The Montauk Monster! And other News You Can Use!

So, a bloated raccoon/dog thing washed up on the shores of Montauk, and everyone is pooping their pants over it.

I dunno, I think it's a raccoon that had a REALLY shitty day, but I also love self-delusion as a life-philosophy, so I'll go along for the ride. It's a wingless Griphon!! Huzzah!!! Or, perhaps, as one skeptic suggested, the answer is closer to home:

*NOTE: Pug is sleeping, not dead. That's just how pugs roll.

In other news, we found the CUTEST new apartment in North Hollywood. It's a little guest house, with, get this, its OWN fenced-in yard. There is a lemon tree and grapes growing off the fence that you can actually eat. I don't know how you California types feel, but this little New Yorker beotch is pretty jazzed about fruit in her own yard. It makes me feel exotic and privileged. Maybe I'll get a pet peacock to wander the premises.

Anywho, it's a bit smaller than our current place, and like 150 bucks more expensive, but in a more "young", artsy area of LA, and I think it will go a long way towards making us more socially active here. Glendale has been peaceful, but in that retirement village sort of way. It was a nice antidote to the madness of our LOUD apartment in the Brooklyn, but now we are like Grizzlies emerging from social hibernation. We seek honey and berries and a good dive-bar.

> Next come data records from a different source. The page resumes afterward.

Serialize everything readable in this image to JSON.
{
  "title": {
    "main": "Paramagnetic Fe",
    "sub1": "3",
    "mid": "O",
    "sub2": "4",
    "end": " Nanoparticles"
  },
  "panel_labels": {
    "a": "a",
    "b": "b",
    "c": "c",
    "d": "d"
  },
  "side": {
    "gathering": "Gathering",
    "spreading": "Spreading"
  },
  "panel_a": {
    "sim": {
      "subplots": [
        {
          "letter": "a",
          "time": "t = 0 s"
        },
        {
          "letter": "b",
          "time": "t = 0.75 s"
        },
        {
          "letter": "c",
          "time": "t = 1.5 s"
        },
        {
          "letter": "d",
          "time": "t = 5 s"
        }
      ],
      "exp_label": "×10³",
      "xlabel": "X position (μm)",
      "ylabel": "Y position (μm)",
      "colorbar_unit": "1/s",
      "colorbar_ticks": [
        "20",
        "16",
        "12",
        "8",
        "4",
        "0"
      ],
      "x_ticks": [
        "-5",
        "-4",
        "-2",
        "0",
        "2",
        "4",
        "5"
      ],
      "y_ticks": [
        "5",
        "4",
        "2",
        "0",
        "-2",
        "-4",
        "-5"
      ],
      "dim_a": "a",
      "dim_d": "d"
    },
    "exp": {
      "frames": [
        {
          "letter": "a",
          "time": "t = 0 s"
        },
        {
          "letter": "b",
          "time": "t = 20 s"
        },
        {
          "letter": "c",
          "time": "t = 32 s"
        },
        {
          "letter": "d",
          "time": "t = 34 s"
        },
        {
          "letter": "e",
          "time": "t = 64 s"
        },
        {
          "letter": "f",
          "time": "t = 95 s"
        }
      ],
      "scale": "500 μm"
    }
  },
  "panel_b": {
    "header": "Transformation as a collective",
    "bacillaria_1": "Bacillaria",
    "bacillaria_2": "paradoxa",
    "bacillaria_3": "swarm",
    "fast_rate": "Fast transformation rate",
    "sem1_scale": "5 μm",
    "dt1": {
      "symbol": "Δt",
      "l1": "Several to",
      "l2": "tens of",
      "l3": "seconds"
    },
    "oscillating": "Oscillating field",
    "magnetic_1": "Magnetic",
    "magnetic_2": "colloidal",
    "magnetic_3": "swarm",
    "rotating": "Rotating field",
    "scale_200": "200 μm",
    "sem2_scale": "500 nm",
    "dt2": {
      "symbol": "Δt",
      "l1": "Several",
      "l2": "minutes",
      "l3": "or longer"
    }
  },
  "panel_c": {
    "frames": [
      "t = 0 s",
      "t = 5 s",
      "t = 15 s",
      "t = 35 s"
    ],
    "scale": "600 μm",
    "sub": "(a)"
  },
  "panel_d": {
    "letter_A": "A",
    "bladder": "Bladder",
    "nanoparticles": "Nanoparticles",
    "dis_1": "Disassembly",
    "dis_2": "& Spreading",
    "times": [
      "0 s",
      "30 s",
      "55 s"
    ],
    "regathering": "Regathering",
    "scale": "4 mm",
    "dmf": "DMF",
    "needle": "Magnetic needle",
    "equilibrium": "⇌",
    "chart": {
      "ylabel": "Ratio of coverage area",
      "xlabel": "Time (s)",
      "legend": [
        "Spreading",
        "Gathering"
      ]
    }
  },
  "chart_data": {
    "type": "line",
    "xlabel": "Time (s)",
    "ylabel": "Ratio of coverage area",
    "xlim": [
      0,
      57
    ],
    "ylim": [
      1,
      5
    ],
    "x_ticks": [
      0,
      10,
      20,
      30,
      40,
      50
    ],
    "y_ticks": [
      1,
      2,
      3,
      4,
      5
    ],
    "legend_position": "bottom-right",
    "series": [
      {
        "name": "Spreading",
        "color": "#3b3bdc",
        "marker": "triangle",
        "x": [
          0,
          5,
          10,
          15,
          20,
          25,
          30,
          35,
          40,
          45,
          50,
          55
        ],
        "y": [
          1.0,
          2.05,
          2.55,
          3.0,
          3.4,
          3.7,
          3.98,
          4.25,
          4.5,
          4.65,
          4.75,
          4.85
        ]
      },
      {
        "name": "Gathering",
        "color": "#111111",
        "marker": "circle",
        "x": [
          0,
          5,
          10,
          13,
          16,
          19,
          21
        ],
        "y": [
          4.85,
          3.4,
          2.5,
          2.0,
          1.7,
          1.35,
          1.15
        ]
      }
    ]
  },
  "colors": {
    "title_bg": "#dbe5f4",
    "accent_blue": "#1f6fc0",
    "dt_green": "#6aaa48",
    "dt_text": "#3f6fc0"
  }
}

We move in Sept 1st. Who wants to give us a couch for free??? HMMM?? Yeah, that's what I thought. God, I hate the fuckin futon, but it is my destiny for a while I think. Gavin has forbade me to spend our discretionary income on such Feminine Frivolities as presentable furniture. Instead, we must see all 12 super-hero related movies that come out this summer. Bastardo. No, really, he's right, we need to save our sheckels. So there you have it.